In March, the Federal Bureau of Investigation said that it conducted an operation to target a major botnet operated by Russian intelligence. The operation was approved by California and Pennsylvania courts, allowing the FBI to copy and remove the Cyclops Blink malware from its command and control servers, also known as C2s, and sever the connections to thousands of compromised infected devices that were taking instructions from the servers.
On Wednesday, the Justice Department described the March operation as “successful,” but cautioned that device owners should study the first February 23 alert to safeguard their infected devices and avoid reinfection. Thousands of compromised devices have been secured by their owners since the news of Cyclops Blink’s rising threat first broke in February, according to the Justice Department, but the “majority” of infected devices were still compromised just weeks later in mid-March, justifying the court-ordered operation.

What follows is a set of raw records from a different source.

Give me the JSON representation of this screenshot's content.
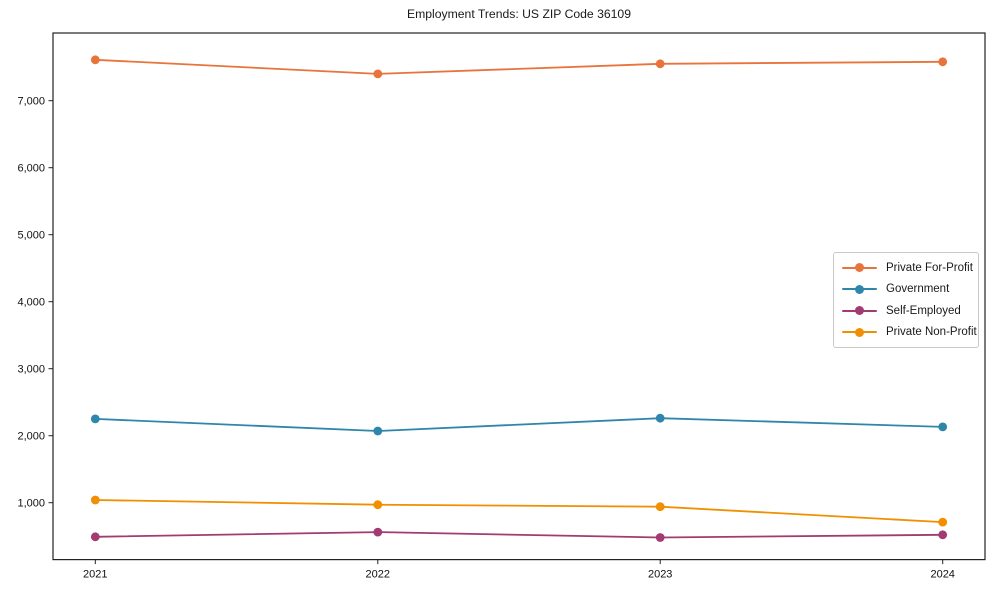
{
  "title": "Employment Trends: US ZIP Code 36109",
  "chart_data": {
    "type": "line",
    "title": "Employment Trends: US ZIP Code 36109",
    "xlabel": "",
    "ylabel": "",
    "x": [
      "2021",
      "2022",
      "2023",
      "2024"
    ],
    "series": [
      {
        "name": "Private For-Profit",
        "color": "#E8743B",
        "values": [
          7610,
          7400,
          7550,
          7580
        ]
      },
      {
        "name": "Government",
        "color": "#2E86AB",
        "values": [
          2250,
          2070,
          2260,
          2130
        ]
      },
      {
        "name": "Self-Employed",
        "color": "#A23B72",
        "values": [
          490,
          560,
          480,
          520
        ]
      },
      {
        "name": "Private Non-Profit",
        "color": "#F18F01",
        "values": [
          1040,
          970,
          940,
          710
        ]
      }
    ],
    "yticks": [
      1000,
      2000,
      3000,
      4000,
      5000,
      6000,
      7000
    ],
    "yticklabels": [
      "1,000",
      "2,000",
      "3,000",
      "4,000",
      "5,000",
      "6,000",
      "7,000"
    ],
    "ylim": [
      150,
      8010
    ],
    "grid": false,
    "marker": "o",
    "legend_position": "center right"
  }
}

Cyclops Blink is thought to be the successor to VPNFilter, a botnet that was mostly forgotten about after being discovered by security researchers in 2018 and then targeted by a US government operation to take down its command and control servers. Sandworm, a gang of hackers working for Russia’s GRU, the country’s military intelligence organization, is responsible for both Cyclops Blink and VPNFilter. The court order “immediately prevented Sandworm from accessing these C2 devices, so destroying Sandworm’s control of the infected bot devices controlled by the remediated C2 devices,” according to the Justice Department.

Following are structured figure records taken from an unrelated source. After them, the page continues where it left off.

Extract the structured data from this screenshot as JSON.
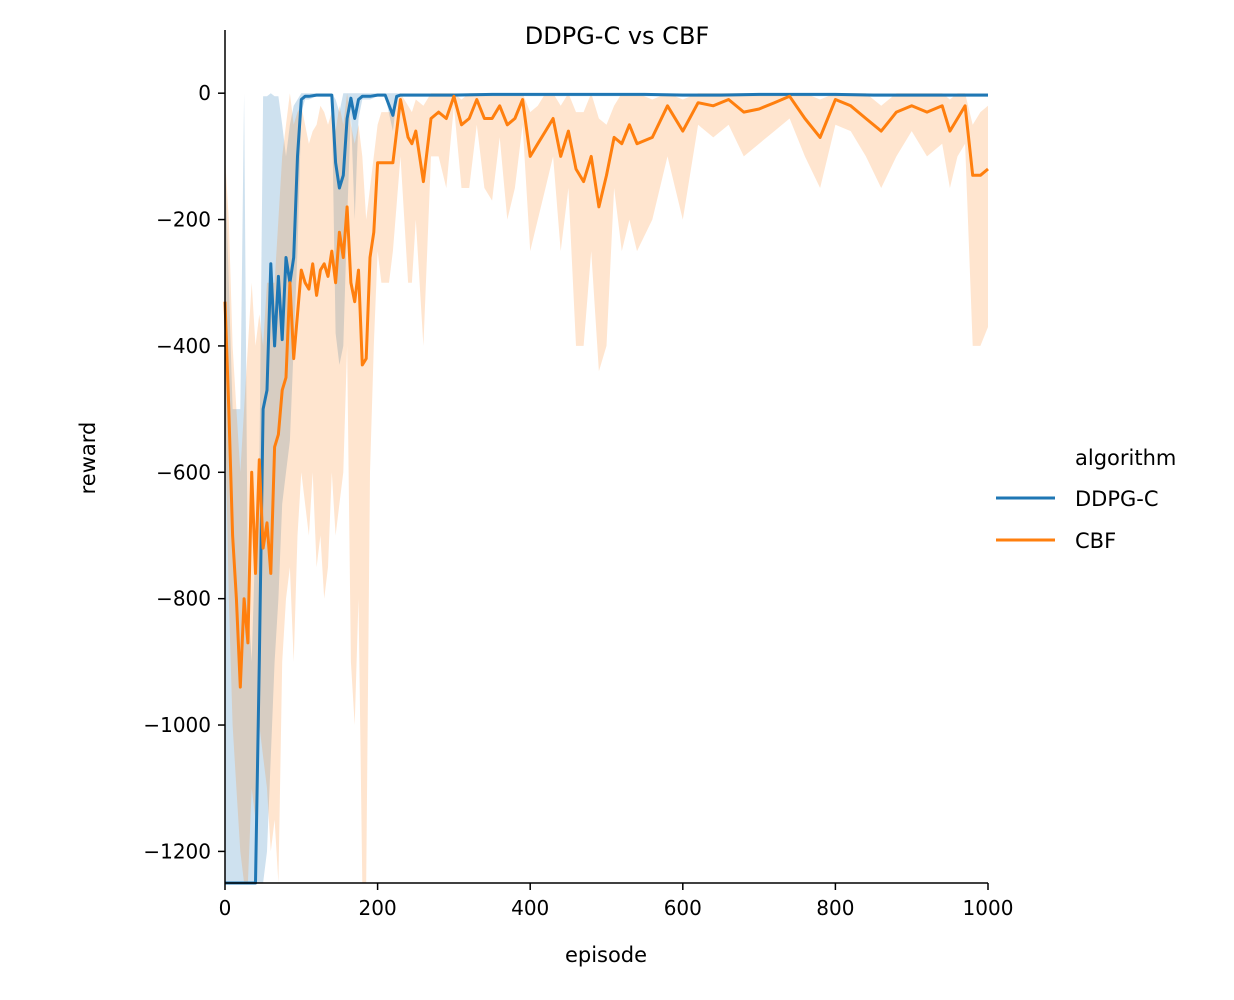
{
  "chart_data": {
    "type": "line",
    "title": "DDPG-C vs CBF",
    "xlabel": "episode",
    "ylabel": "reward",
    "xlim": [
      0,
      1000
    ],
    "ylim": [
      -1250,
      100
    ],
    "xticks": [
      0,
      200,
      400,
      600,
      800,
      1000
    ],
    "yticks": [
      0,
      -200,
      -400,
      -600,
      -800,
      -1000,
      -1200
    ],
    "xtick_labels": [
      "0",
      "200",
      "400",
      "600",
      "800",
      "1000"
    ],
    "ytick_labels": [
      "0",
      "−200",
      "−400",
      "−600",
      "−800",
      "−1000",
      "−1200"
    ],
    "grid": false,
    "legend": {
      "title": "algorithm",
      "placement": "right-outside",
      "entries": [
        "DDPG-C",
        "CBF"
      ]
    },
    "series": [
      {
        "name": "DDPG-C",
        "color": "#1f77b4",
        "x": [
          0,
          10,
          20,
          25,
          30,
          35,
          40,
          45,
          50,
          55,
          60,
          65,
          70,
          75,
          80,
          85,
          90,
          95,
          100,
          105,
          110,
          120,
          140,
          145,
          150,
          155,
          160,
          165,
          170,
          175,
          180,
          190,
          200,
          210,
          220,
          225,
          230,
          240,
          260,
          300,
          350,
          400,
          450,
          500,
          550,
          600,
          650,
          700,
          750,
          800,
          850,
          900,
          950,
          1000
        ],
        "y": [
          -1250,
          -1250,
          -1250,
          -1250,
          -1250,
          -1250,
          -1250,
          -900,
          -500,
          -470,
          -270,
          -400,
          -290,
          -390,
          -260,
          -300,
          -260,
          -100,
          -10,
          -5,
          -5,
          -3,
          -3,
          -110,
          -150,
          -130,
          -40,
          -8,
          -40,
          -10,
          -5,
          -5,
          -3,
          -3,
          -35,
          -5,
          -3,
          -3,
          -3,
          -3,
          -2,
          -2,
          -2,
          -2,
          -2,
          -3,
          -3,
          -2,
          -2,
          -2,
          -3,
          -3,
          -3,
          -3
        ],
        "band_upper": [
          -100,
          -500,
          -500,
          0,
          -800,
          -900,
          -700,
          -600,
          -5,
          -5,
          0,
          -5,
          -5,
          -50,
          -100,
          -50,
          -20,
          -10,
          0,
          0,
          0,
          0,
          0,
          -10,
          -30,
          0,
          0,
          0,
          0,
          0,
          0,
          0,
          0,
          0,
          0,
          0,
          0,
          0,
          0,
          0,
          0,
          0,
          0,
          0,
          0,
          0,
          0,
          0,
          0,
          0,
          0,
          0,
          0,
          0
        ],
        "band_lower": [
          -1250,
          -1250,
          -1250,
          -1250,
          -1250,
          -1250,
          -1250,
          -1250,
          -1250,
          -1200,
          -1050,
          -900,
          -800,
          -650,
          -600,
          -550,
          -400,
          -250,
          -30,
          -10,
          -10,
          -5,
          -5,
          -380,
          -430,
          -400,
          -200,
          -30,
          -200,
          -40,
          -10,
          -10,
          -5,
          -5,
          -60,
          -10,
          -5,
          -5,
          -5,
          -5,
          -5,
          -5,
          -5,
          -5,
          -5,
          -5,
          -5,
          -5,
          -5,
          -5,
          -5,
          -5,
          -5,
          -5
        ]
      },
      {
        "name": "CBF",
        "color": "#ff7f0e",
        "x": [
          0,
          5,
          10,
          15,
          20,
          25,
          30,
          35,
          40,
          45,
          50,
          55,
          60,
          65,
          70,
          75,
          80,
          85,
          90,
          95,
          100,
          105,
          110,
          115,
          120,
          125,
          130,
          135,
          140,
          145,
          150,
          155,
          160,
          165,
          170,
          175,
          180,
          185,
          190,
          195,
          200,
          205,
          210,
          215,
          220,
          230,
          240,
          245,
          250,
          260,
          270,
          280,
          290,
          300,
          310,
          320,
          330,
          340,
          350,
          360,
          370,
          380,
          390,
          400,
          410,
          420,
          430,
          440,
          450,
          460,
          470,
          480,
          490,
          500,
          510,
          520,
          530,
          540,
          560,
          580,
          600,
          620,
          640,
          660,
          680,
          700,
          720,
          740,
          760,
          780,
          800,
          820,
          840,
          860,
          880,
          900,
          920,
          940,
          950,
          960,
          970,
          980,
          990,
          1000
        ],
        "y": [
          -330,
          -500,
          -700,
          -800,
          -940,
          -800,
          -870,
          -600,
          -760,
          -580,
          -720,
          -680,
          -760,
          -560,
          -540,
          -470,
          -450,
          -300,
          -420,
          -350,
          -280,
          -300,
          -310,
          -270,
          -320,
          -280,
          -270,
          -290,
          -250,
          -300,
          -220,
          -260,
          -180,
          -300,
          -330,
          -280,
          -430,
          -420,
          -260,
          -220,
          -110,
          -110,
          -110,
          -110,
          -110,
          -10,
          -70,
          -80,
          -60,
          -140,
          -40,
          -30,
          -40,
          -5,
          -50,
          -40,
          -10,
          -40,
          -40,
          -20,
          -50,
          -40,
          -10,
          -100,
          -80,
          -60,
          -40,
          -100,
          -60,
          -120,
          -140,
          -100,
          -180,
          -130,
          -70,
          -80,
          -50,
          -80,
          -70,
          -20,
          -60,
          -15,
          -20,
          -10,
          -30,
          -25,
          -15,
          -5,
          -40,
          -70,
          -10,
          -20,
          -40,
          -60,
          -30,
          -20,
          -30,
          -20,
          -60,
          -40,
          -20,
          -130,
          -130,
          -120
        ],
        "band_upper": [
          -100,
          -200,
          -400,
          -500,
          -600,
          -500,
          -400,
          -300,
          -400,
          -350,
          -400,
          -300,
          -300,
          -300,
          -200,
          -100,
          -50,
          0,
          -50,
          -30,
          -20,
          -50,
          -80,
          -60,
          -50,
          -20,
          -30,
          -50,
          -30,
          -60,
          -20,
          -50,
          0,
          -50,
          -80,
          -50,
          -100,
          -200,
          -150,
          -100,
          -50,
          -30,
          -30,
          -30,
          -30,
          0,
          -20,
          -30,
          -10,
          -20,
          0,
          0,
          0,
          0,
          -10,
          0,
          0,
          0,
          0,
          0,
          0,
          0,
          0,
          -30,
          -20,
          0,
          0,
          -20,
          0,
          -30,
          -30,
          0,
          -40,
          -50,
          -20,
          0,
          0,
          0,
          -10,
          0,
          -10,
          0,
          0,
          0,
          0,
          0,
          0,
          0,
          0,
          -10,
          0,
          0,
          0,
          -20,
          0,
          0,
          0,
          0,
          -10,
          0,
          0,
          -50,
          -30,
          -20
        ],
        "band_lower": [
          -500,
          -800,
          -1000,
          -1100,
          -1200,
          -1250,
          -1250,
          -1100,
          -1150,
          -1000,
          -1050,
          -1100,
          -1200,
          -1150,
          -1250,
          -900,
          -800,
          -750,
          -900,
          -700,
          -600,
          -650,
          -700,
          -600,
          -750,
          -700,
          -800,
          -750,
          -600,
          -700,
          -650,
          -600,
          -400,
          -900,
          -1000,
          -800,
          -1250,
          -1250,
          -600,
          -400,
          -250,
          -300,
          -300,
          -300,
          -250,
          -100,
          -300,
          -300,
          -200,
          -400,
          -100,
          -100,
          -150,
          -20,
          -150,
          -150,
          -50,
          -150,
          -170,
          -70,
          -200,
          -150,
          -50,
          -250,
          -200,
          -150,
          -100,
          -250,
          -150,
          -400,
          -400,
          -250,
          -440,
          -400,
          -150,
          -250,
          -200,
          -250,
          -200,
          -100,
          -200,
          -50,
          -70,
          -50,
          -100,
          -80,
          -60,
          -40,
          -100,
          -150,
          -50,
          -60,
          -100,
          -150,
          -100,
          -60,
          -100,
          -80,
          -150,
          -100,
          -80,
          -400,
          -400,
          -370
        ]
      }
    ]
  }
}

“No FBI contacts with bot devices were used in this investigation,” the Justice Department stated. The Cyclops Blink botnet is capable of collecting information and conducting espionage, as well as launching distributed denial-of-service attacks that overload websites and servers with junk traffic, as well as destructive attacks that render devices inoperable and cause system and network disruptions, according to security researchers.
Sandworm has a long history of executing disruptive intrusions, including taking down the Ukrainian power system, employing malware to try to blow up a Saudi petrochemical factory, and most recently unleashing a devastating wiper against the Viasat satellite network in Ukraine and Europe. In reaction to the FBI’s operation, John Hultquist, vice president of intelligence analysis at Mandiant, said:
Sandworm is Russia’s most advanced cyber-attack capacity, and it’s one of the entities we’ve been most worried about since the invasion. We are concerned that they could be used to strike targets in Ukraine, but we are also concerned that they could strike targets in the West in retaliation for the sanctions imposed on Russia. The FBI initiated a first-of-its-kind operation in April to duplicate and remove a backdoor left by Chinese spies who had mass-hacked thousands of vulnerable Exchange servers in order to acquire contact lists and email inboxes.